There is currently no standard approach for testing the probes because they are so new to oncologists. That makes it difficult to demonstrate their clinical value to the FDA, medical insurers and even oncologists.
Mankoff believes that the imaging and oncology fields need to come together to find the best way forward. He explained that in order to make a strong clinical case they’ll need to demonstrate the probes’ ability to produce better outcomes than traditional treatment.
In a recent trial, researchers showed that combining FDG with HER2-targeted PET imaging was 100 percent accurate at predicting patients’ responses to an expensive new anti-HER2 breast cancer drug.
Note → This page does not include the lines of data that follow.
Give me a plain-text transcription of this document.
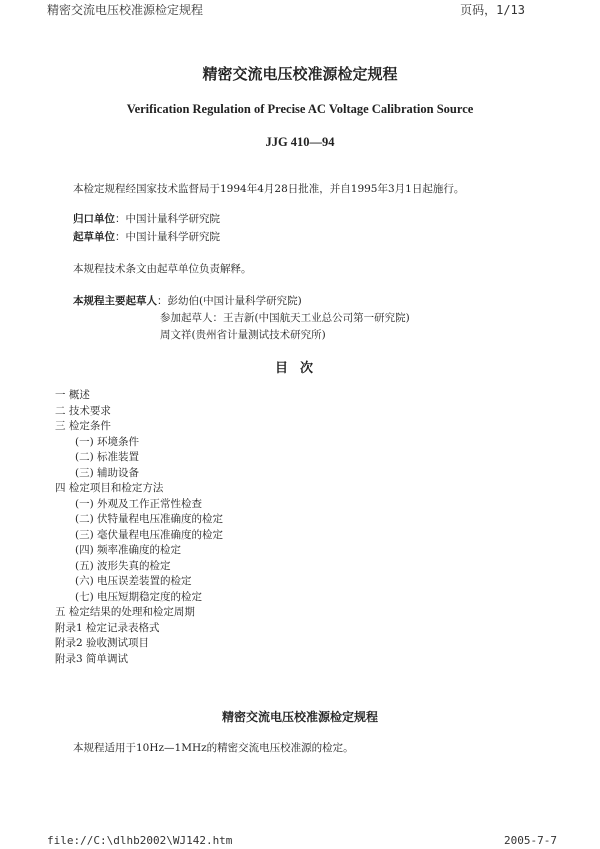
精密交流电压校准源检定规程	页码，1/13
精密交流电压校准源检定规程
Verification Regulation of Precise AC Voltage Calibration Source
JJG 410—94
本检定规程经国家技术监督局于1994年4月28日批准，并自1995年3月1日起施行。
归口单位：中国计量科学研究院
起草单位：中国计量科学研究院
本规程技术条文由起草单位负责解释。
本规程主要起草人：彭幼伯(中国计量科学研究院)
参加起草人：王吉新(中国航天工业总公司第一研究院)
周文祥(贵州省计量测试技术研究所)
目次
一 概述
二 技术要求
三 检定条件
(一) 环境条件
(二) 标准装置
(三) 辅助设备
四 检定项目和检定方法
(一) 外观及工作正常性检查
(二) 伏特量程电压准确度的检定
(三) 毫伏量程电压准确度的检定
(四) 频率准确度的检定
(五) 波形失真的检定
(六) 电压误差装置的检定
(七) 电压短期稳定度的检定
五 检定结果的处理和检定周期
附录1 检定记录表格式
附录2 验收测试项目
附录3 简单调试
精密交流电压校准源检定规程
本规程适用于10Hz—1MHz的精密交流电压校准源的检定。
file://C:\dlhb2002\WJ142.htm	2005-7-7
That helps to direct treatment to patients who are likely to benefit, and sparing others from side effects and the cost of ineffective drugs.
Most importantly, trials should focus on testing the new imaging methods on applications that it can perform better than other imaging or biopsy-based techniques, said Mankoff.
“These clinical trial results for the new molecular imaging methods are going to be compelling for patients and their referring oncologists only when they address clinical challenges not met by existing approaches,” he added.